Staying In Debt?
You would think after the recent financial crisis that the feds would want us to take better care of our money.
How are we supposed to make any headway getting out of debt with all this effort at getting us to spend? When the fed talks about stimulating the economy. That translates into: “Joe Public needs to get his credit card out and go shopping, damn it!”
A recent article in the WSJ focused on our country as a whole getting back to the basics, getting out of debt, and not spending so much on material goods.
Our not spending is considered by many at the treasury department to be a BAD thing…
And why is that a problem? You would think signs of common sense debt reduction would lead to “Hallelujah!”, and a puppy dance with hands raised high?
How is your staying in debt a bad thing?
1. You are paying off debt instead of buying new stuff. Silly selfish bastard…. You aren’t very patriotic! You aren’t helping “the economy.” (Forget the fact that you helped the economy so damn much for the last 10 years it will take you 20 to get out of debt.) All of those stimulus checks and tax rebates were for you to spend at Wal-Mart, not send to Capital One or to pay off Sallie Mae!

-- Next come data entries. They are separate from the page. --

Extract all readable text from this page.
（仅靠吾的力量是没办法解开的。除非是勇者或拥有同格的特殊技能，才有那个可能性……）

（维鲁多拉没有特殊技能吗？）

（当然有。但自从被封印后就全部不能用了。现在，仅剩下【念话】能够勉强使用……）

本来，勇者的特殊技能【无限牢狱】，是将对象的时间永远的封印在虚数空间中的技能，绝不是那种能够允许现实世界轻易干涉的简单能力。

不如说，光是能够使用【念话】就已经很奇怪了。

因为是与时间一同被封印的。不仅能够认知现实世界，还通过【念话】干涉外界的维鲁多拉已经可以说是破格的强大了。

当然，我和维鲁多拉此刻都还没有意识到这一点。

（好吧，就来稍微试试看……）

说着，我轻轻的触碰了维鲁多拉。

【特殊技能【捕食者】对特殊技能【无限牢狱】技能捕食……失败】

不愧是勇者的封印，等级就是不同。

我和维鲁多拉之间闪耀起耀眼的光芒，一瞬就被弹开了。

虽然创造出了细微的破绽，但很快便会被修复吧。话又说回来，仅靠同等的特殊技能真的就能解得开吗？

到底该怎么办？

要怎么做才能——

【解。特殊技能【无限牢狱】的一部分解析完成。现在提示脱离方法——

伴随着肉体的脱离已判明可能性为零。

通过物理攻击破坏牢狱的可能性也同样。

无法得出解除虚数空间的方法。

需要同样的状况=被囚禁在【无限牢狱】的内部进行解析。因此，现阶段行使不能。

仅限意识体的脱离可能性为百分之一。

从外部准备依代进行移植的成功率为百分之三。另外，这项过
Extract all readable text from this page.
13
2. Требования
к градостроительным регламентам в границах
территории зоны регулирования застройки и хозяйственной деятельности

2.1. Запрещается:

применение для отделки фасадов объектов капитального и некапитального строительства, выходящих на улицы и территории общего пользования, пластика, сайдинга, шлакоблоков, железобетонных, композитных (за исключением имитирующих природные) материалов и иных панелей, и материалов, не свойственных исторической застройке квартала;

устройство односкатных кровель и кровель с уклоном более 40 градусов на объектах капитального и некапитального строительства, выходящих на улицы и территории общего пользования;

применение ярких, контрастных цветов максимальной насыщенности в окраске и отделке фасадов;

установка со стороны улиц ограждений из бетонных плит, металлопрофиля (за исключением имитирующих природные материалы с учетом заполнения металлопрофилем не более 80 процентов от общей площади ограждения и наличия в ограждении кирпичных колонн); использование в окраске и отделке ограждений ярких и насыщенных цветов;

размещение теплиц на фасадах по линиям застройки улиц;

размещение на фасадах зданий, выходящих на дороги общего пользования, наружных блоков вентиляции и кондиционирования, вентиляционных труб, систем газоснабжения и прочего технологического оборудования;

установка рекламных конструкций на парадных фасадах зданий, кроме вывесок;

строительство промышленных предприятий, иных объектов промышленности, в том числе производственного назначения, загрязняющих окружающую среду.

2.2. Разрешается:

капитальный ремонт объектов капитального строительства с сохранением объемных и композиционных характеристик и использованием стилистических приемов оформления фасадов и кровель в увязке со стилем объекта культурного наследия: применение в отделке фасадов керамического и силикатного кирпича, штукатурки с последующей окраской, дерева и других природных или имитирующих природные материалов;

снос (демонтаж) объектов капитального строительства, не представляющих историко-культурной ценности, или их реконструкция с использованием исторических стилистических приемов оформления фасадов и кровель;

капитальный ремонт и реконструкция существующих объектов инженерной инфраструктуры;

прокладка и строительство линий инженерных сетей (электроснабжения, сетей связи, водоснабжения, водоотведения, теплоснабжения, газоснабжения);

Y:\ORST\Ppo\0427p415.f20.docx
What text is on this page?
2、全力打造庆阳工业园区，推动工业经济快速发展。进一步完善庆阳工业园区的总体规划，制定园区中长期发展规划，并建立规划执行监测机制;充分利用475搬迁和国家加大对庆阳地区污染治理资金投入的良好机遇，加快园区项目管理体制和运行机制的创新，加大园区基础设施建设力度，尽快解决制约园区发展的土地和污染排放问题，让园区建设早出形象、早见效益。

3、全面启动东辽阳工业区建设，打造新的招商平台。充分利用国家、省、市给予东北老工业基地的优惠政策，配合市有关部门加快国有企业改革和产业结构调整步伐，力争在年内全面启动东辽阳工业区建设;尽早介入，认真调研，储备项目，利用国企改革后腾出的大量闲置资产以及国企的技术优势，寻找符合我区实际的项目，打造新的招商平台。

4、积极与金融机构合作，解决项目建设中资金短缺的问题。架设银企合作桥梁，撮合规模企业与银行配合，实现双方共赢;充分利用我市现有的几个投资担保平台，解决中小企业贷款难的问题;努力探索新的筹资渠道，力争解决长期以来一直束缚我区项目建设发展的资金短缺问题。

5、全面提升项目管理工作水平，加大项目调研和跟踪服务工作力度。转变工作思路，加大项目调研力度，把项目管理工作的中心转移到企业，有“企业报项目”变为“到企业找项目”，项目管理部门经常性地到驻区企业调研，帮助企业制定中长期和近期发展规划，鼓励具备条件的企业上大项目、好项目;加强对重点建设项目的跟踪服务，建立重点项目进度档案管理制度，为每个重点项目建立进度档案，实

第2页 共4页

2. When you don’t spend there are no sales taxes to collect. The government gets no part of your money when you spend it paying off bills. Yes I know sales tax money goes into the state and local government coffers. But the more money the state takes in the less they beg the feds for money….
3. The feds are doing their best to keep interest rates low so we will be tempted to borrow money to buy stuff. The whole goal of QE 2 is to keep mortgage and other rates low so we will buy more homes and stuff. The reason this recession started was because too many bought more home than they can afford. Right now though, the banks aren’t ready to cooperate. They are actually reviewing your income and ability to repay the loan, weird-huh!
4. If you are financially self-sufficient, you aren’t dependent on the government. It is harder for them to buy your vote with pork projects if you can take care of yourself. They need you in debt so they can “help” you.
5. If you aren’t buying those items selected for support such as certain energy efficient appliances, or cars with tax rebates, those who pushed for those subsidies start to look like fools instead of saviors.
The above Journal article reports our household debt has dropped to 116% of our disposable income, down from a peak of 130%. So we shouldn’t go to braggin yet, as we say here in the south. A good debt ratio is less than 100%-of course zero makes an ideal target.
Savings Rate
We also actually have a positive savings rate over 5% (saving 5% of our income)-the most since the early 90’s. Remember
the early 90s? Pearl Jam, and the Beastie Boys anyone???
I for one am going to continue my efforts to thwart Big Brother by paying off my debts, and keeping my materialism to a minimum. At least until I get my tax refund….
Comments: What say you? Do you think the feds would rather we be spending money we don’t have rather than us busting our a… behinds getting out of debt? What are you doing with your tax refund or extra money? Spending or Saving?